陛下是圣君,亦是有七情六欲的人,亦有喜怒哀乐,难道要见陛下身侧无人,孤寂一世吗?
在这一日日的各种观点争论中,百姓们慢慢地转变着自己的观念,从原本的荒谬,不能接受到沉默不语,扪心自问,陛下待他们极好,没有陛下,便没有现在的安乐生活。
他们幸福,陛下也该幸福。
又过了许多时日,陛下降了一道圣旨,将睿亲王的嫡子立为太子,称是为了国祚安稳,睿亲王本是陛下的四弟,当初离京回了漠北,听闻陛下昏睡,心急如焚赶了回来,之后一直居住在京都。

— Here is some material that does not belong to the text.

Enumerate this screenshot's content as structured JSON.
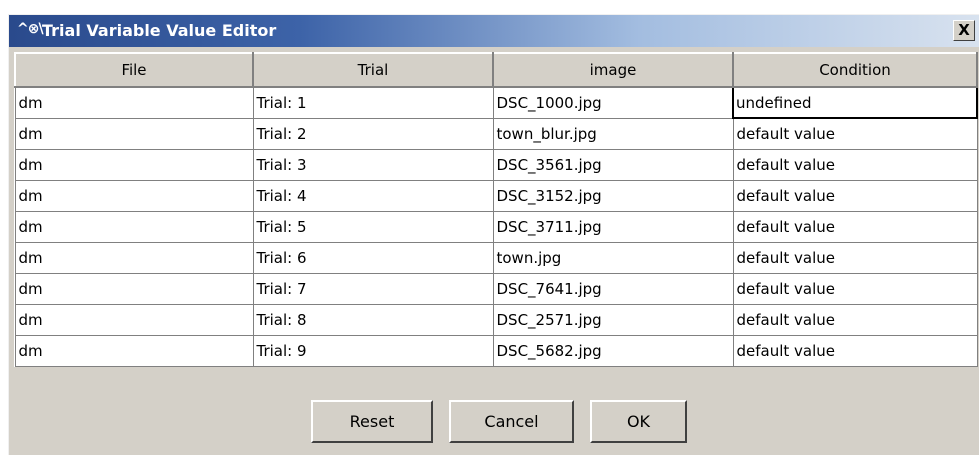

江山后继有人,百姓最后一重担心与顾虑被打消,尽管还是有些难受,但没有之前那般不能接受,毕竟他们是真诚地希望陛下能好,听说那易公子也未有不端之处,大家一初始确实迁怒于易轻舟,大有辱骂,可又被提醒着,若他们这样做,只会寒了陛下的心。
陛下为国劳心费神,造福桑梓,他们辱骂陛下心悦之人,陛下怎能不感到寒心忧思,先前本就昏睡过,若再添上此忧,陛下身子只怕会更加不好。
百姓感激陛下为苍生做的一切,陛下也着实孤苦,本就无以为报,万不可再伤了陛下的身与心,否则真是万死都不能辞其咎!
易轻舟见到了尹子卫,他面容变得坚毅,朝易轻舟笑了笑,“本王总觉你似曾相识,因此本王不反对此事。”
易轻舟也笑了一下,眼眶有些烫,他没有想过还能看见尹子卫,“你怎么又会回来?”
尹子卫垂了垂眼,“我曾怨过皇兄,可皇兄这几年过得不好,哪怕身在边疆,我也能从人们口中知晓他过得很苦,听说他昏睡不醒的那一刻,我什么也无法思考了,只想去看看他,想替他减轻一些压力。”
看向前方的日光,“人总要往前看,要珍惜拥有的,逸儿当不当太子我不在意,只是皇兄需要,逸儿也愿意,我便不会阻止。”
他轻轻笑了一下,暖和的阳光打在身上,仿佛能看见当初那个少年齐王的影子,“三哥温柔了很多,也会对我温言露笑,虽然不多,但我已心满意足,时间或许真的能治愈一切。”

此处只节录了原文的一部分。